Perolehan Tanah yang Berasal dari

Tanah Obyek Landreform

Pasal11

Tanah bekas partikelir, tanah kelebihan maksimum tanah absentee, tanah swapraja dan tanah bekas swapraja, tanah bekas hak erfacht dan tanah bekas gogolan sebagaimana dimaksud Undang-Undang Nomor 1 Tahun 1958 tentang Penghapusan Tanah-Tanah Partikelir Jis, Undang-Undang Nomor 5 Tahun 1960 tentang Peraturan Dasar Pokok-Pokok Agraria, Undang-Undang Nomor 56 Prp. Tahun 1960 tentang Penetapan Luas Tanah Pertanian/Peraturan Pemerintah Nomor 224 Tahun 1961 tentang Pelaksanaan Pembagian Tanah dan Pemberian Ganti Kerugian, dan Peraturan Pemerintah Nomor 41 Tahun 1964 tentang Perubahan dan Tambahan Peraturan Pemerintah Nomor 224 Tahun 1961 tentang Pelaksanaan Pembagian Tanah dan Pemberian Ganti Kerugian tanahnya ditetapkan sebagai tanah yang dikuasai langsung oleh negara dan tanahnya dapat ditetapkan sebgai tanah obyek Reforma Agraria.

Bagian Ketujuh

Perolehan Tanah yang Berasal dari

Tanah Bekas Obyek Landreform

Pasal 12

Tanah yang pernah dikeluarkan dari tanah obyek landreform dan belum diterbitkan hak atas tanahnya yang berdasarkan penelitian Badan Pertanahan Nasional Republik Indonesia tanahnya di ditetapkan sebagai tanah yang dikuasai langsung oleh negara dan tanahnya dapat ditetapkan sebagai tanah obyek Reforma Agraria.

Bagian Kedelapan

Perolehan Tanah yang Berasal dari

Tanah Timbul

Pasal 13

(1) Tanah yang berasal dari tanah timbul di wilayah perairan pantai, pasang surut, rawa, danau dan bekas sungai dikuasai langsung oleh negara.

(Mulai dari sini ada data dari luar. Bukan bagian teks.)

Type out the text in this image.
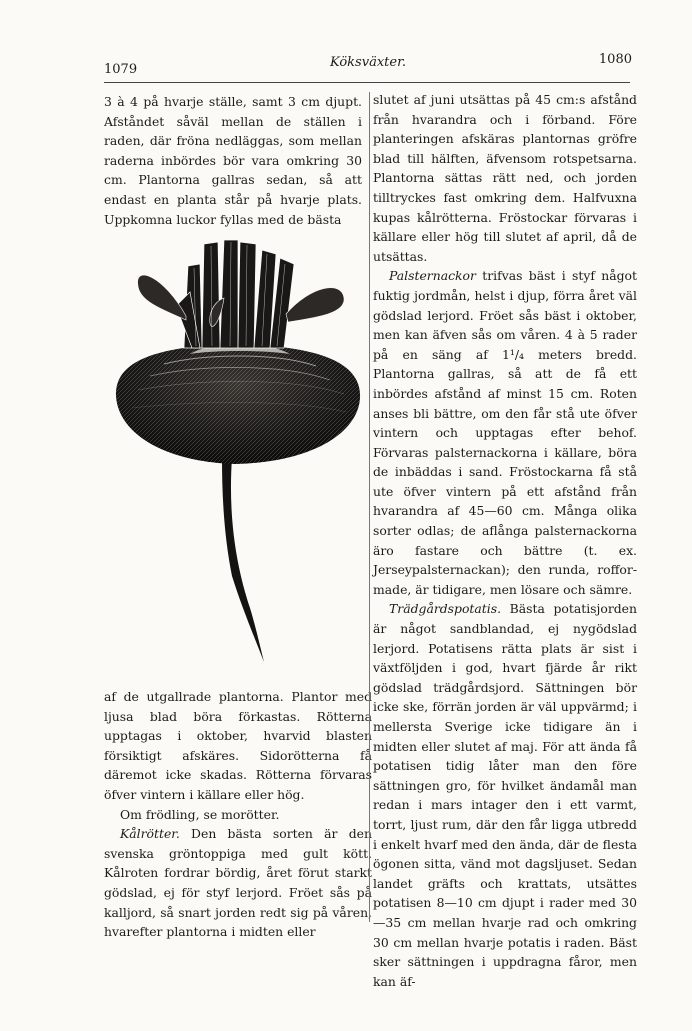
1079	Köksväxter.	1080

3 à 4 på hvarje ställe, samt 3 cm djupt. Afståndet såväl mellan de ställen i raden, där fröna nedläggas, som mellan raderna inbördes bör vara omkring 30 cm. Plantorna gallras sedan, så att endast en planta står på hvarje plats. Uppkomna luckor fyllas med de bästa

af de utgallrade plantorna. Plantor med ljusa blad böra förkastas. Rötterna upptagas i oktober, hvarvid blasten försiktigt afskäres. Sidorötterna få däremot icke skadas. Rötterna förvaras öfver vintern i källare eller hög.

Om frödling, se morötter.

Kålrötter. Den bästa sorten är den svenska gröntoppiga med gult kött. Kålroten fordrar bördig, året förut starkt gödslad, ej för styf lerjord. Fröet sås på kalljord, så snart jorden redt sig på våren, hvarefter plantorna i midten eller

slutet af juni utsättas på 45 cm:s afstånd från hvarandra och i förband. Före planteringen afskäras plantornas gröfre blad till hälften, äfvensom rotspetsarna. Plantorna sättas rätt ned, och jorden tilltryckes fast omkring dem. Halfvuxna kupas kålrötterna. Fröstockar förvaras i källare eller hög till slutet af april, då de utsättas.

Palsternackor trifvas bäst i styf något fuktig jordmån, helst i djup, förra året väl gödslad lerjord. Fröet sås bäst i oktober, men kan äfven sås om våren. 4 à 5 rader på en säng af 1¹/₄ meters bredd. Plantorna gallras, så att de få ett inbördes afstånd af minst 15 cm. Roten anses bli bättre, om den får stå ute öfver vintern och upptagas efter behof. Förvaras palsternackorna i källare, böra de inbäddas i sand. Fröstockarna få stå ute öfver vintern på ett afstånd från hvarandra af 45—60 cm. Många olika sorter odlas; de aflånga palsternackorna äro fastare och bättre (t. ex. Jerseypalsternackan); den runda, roffor-made, är tidigare, men lösare och sämre.

Trädgårdspotatis. Bästa potatisjorden är något sandblandad, ej nygödslad lerjord. Potatisens rätta plats är sist i växtföljden i god, hvart fjärde år rikt gödslad trädgårdsjord. Sättningen bör icke ske, förrän jorden är väl uppvärmd; i mellersta Sverige icke tidigare än i midten eller slutet af maj. För att ända få potatisen tidig låter man den före sättningen gro, för hvilket ändamål man redan i mars intager den i ett varmt, torrt, ljust rum, där den får ligga utbredd i enkelt hvarf med den ända, där de flesta ögonen sitta, vänd mot dagsljuset. Sedan landet gräfts och krattats, utsättes potatisen 8—10 cm djupt i rader med 30—35 cm mellan hvarje rad och omkring 30 cm mellan hvarje potatis i raden. Bäst sker sättningen i uppdragna fåror, men kan äf-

(2) Tanah timbul sebagaimana dimaksud pada ayat (1) dapat ditetapkan sebagai tanah obyek Reforma Agraria.

Bagian Kesembilan

Perolehan Tanah yang Berasal dari

Tanah Bekas Kawasan Pertambangan

Pasal14

(1) Tanah bekas kawasan pertambangan yang tidak dipergunakan lagi ditetapkan sebagai tanah yang dikuasai langsung oleh negara dan tanahnya dapat ditetapkan sebagai tanah obyek Reforma Agraria.

(2) Tanah bekas kawasan pertambangan yang dapat ditetapkan sebagai tanah obyek Reforma Agraria sebagaimana dimaksud pada ayat (1) apabila memenuhi persyaratan sebagai berikut :

a. masih layak dipergunakan;

b. belum ada hak atas tanahnya;

c. tidak dibebani hak tanggungan;

d. tidak dalam keadaan disita oleh lembaga yang berwenang.

Bagian Kesepuluh

Perolehan Tanah yang Berasal dari

Tanah yang Dihibahkan oleh Pemerintah

Pasal15

(1) Tanah yang terdaftar sebagai aset negara baik yang sudah maupun belum ada hak atas tanahnya, berdasarkan penelitian Badan Pertanahan Nasional Republik Indonesia dapat ditetapkan sebagai tanah Obyek Reforma Agraria.

(2) Tanah aset negara yang dapat ditetapkan sebagai tanah obyek Reforma Agraria sebagaimana dimaksud pada ayat (1) adalah tanah yang:

a. diduduki masyarakat secara terus menerus dan turun temurun;

b. bukan merupakan barang yang menguasai hajat hidup orang banyak; atau

c. tidak digunakan lagi secara aktif oleh pemerintah.

(3) Untuk kepentingan sosial, kemanusiaan, dan penyelenggaraan pemerintahan Negara/Daerah, tanah sebagaimana dimaksud pada ayat (1)oleh Kepala Badan Pertanahan Nasional Republik Indonesia diusulkan kepada Menteri Keuangan untuk dihibahkan kepada rakyat penerima manfaat.

Bagian Kesebelas

Perolehan Tanah yang Berasal dari

Tukar Menukar dari dan oleh Pemerintah

Pasal 16

(1) Tanah yang berasal dari hasil tukar menukar antara pemerintah dengan pihak ketiga yang dilaksanakan dalam rangka pelaksanaan Peraturan Pemerintah ini, dapat ditetapkan sebagai tanah obyek Reforma Agraria.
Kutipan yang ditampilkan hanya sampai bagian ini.